Le constat est simple et triste. Les ressources comme la volonté manquent pour cette urgence humanitaire qui concerne des centaines de millions, sinon des milliards d'êtres humains. Les Nations unies nous disent qu'il y a encore 885 millions de personnes qui n'ont pas accès à une source d'eau améliorée. Ce n'est pas faux, mais il faut compter autrement. Il y a surtout 3 milliards de personnes qui n'ont pas accès à un robinet chez elles ou à proximité et l'eau qu'elles boivent est de qualité inégale, voire douteuse. En outre, Il y a 2,5 milliards de personnes qui n'ont pas accès à l'assainissement et elles seront même 2,7 milliards en 2015 au moment ou l'on fera le bilan des Objectifs de développement du millénaire des Nations unies !

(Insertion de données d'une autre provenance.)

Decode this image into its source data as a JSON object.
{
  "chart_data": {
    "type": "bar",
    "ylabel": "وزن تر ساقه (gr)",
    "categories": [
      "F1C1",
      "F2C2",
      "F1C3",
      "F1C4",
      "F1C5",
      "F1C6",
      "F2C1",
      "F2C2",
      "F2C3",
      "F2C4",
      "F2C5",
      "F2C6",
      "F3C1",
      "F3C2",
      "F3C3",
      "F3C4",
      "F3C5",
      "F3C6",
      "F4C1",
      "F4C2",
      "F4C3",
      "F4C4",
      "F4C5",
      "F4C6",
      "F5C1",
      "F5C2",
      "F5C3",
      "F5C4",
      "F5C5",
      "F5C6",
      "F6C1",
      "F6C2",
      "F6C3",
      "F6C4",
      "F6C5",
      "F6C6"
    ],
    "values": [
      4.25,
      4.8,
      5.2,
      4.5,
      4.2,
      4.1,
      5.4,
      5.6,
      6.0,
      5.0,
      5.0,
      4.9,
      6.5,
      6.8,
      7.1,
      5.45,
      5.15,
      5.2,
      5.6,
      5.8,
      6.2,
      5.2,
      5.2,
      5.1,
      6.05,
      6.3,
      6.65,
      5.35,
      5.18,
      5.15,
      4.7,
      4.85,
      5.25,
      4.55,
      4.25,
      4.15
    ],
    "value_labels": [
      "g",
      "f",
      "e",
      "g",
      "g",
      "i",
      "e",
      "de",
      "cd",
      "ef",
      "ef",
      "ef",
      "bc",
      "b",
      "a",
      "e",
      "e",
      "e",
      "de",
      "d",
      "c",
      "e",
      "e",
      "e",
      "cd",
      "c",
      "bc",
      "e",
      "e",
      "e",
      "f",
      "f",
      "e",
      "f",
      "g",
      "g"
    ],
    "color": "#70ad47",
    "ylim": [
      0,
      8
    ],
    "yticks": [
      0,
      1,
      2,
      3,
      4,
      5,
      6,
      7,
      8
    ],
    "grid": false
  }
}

Selon l'Organisation mondiale de la santé, pour atteindre ses objectifs en matière d'eau et d'assainissement, il faudrait mobiliser 18 milliards de dollars chaque année, là ou en 2008, selon l'OCDE (Organisation de coopération et de développement économiques), la communauté internationale en a réunie 7,4 milliards dont 3,5 en prêt et 3,9 en don ! Force est de constater, malgré des progrès réels dans des pays comme l'Inde et la Chine, que ce fléau n'est pas traité au niveau requis et qu'il ne l'est pas non plus de la meilleure manière possible, tout particulièrement en Afrique sub-saharienne.

Ainsi, il n'y aurait pas moins de vingt-huit agences des Nations unies en charge de cette question ! L'eau et l'assainissement ne constituent qu'un sous-objectif du développement du millénaire ! Si la France est le cinquième bailleur international dans ce domaine et si elle a augmenté de manière significative sa contribution ces dernières années, environ 75 % de ses efforts sont concentrés dans quelques pays émergents et solvables par des prêts pour des installations en zone urbaine alors que la part des dons pour les populations les plus en danger s'est littéralement effondrée en 2009.

Pourtant, l'association humanitaire "Solidarités International", comme tous les autres acteurs compétents, peut affirmer que ce n'est ni une fatalité, ni un problème technique et que l'on peut faire énormément avec assez peu, y compris dans les situations les plus difficiles. Que l'on en juge. Dans une action d'urgence à Port-au-Prince auprès des déplacés, l'eau potable, l'assainissement et des produits d'hygiène ont été apportés à 55 000 personnes pour un budget de 14,5 dollars par personne et les installations ont été ensuite transférées aux communautés locales. C'est ainsi qu'avec ce type de programme, du savon, du clore et en lien avec les associations médicales, nous avons pu lutter contre l'épidémie de choléra.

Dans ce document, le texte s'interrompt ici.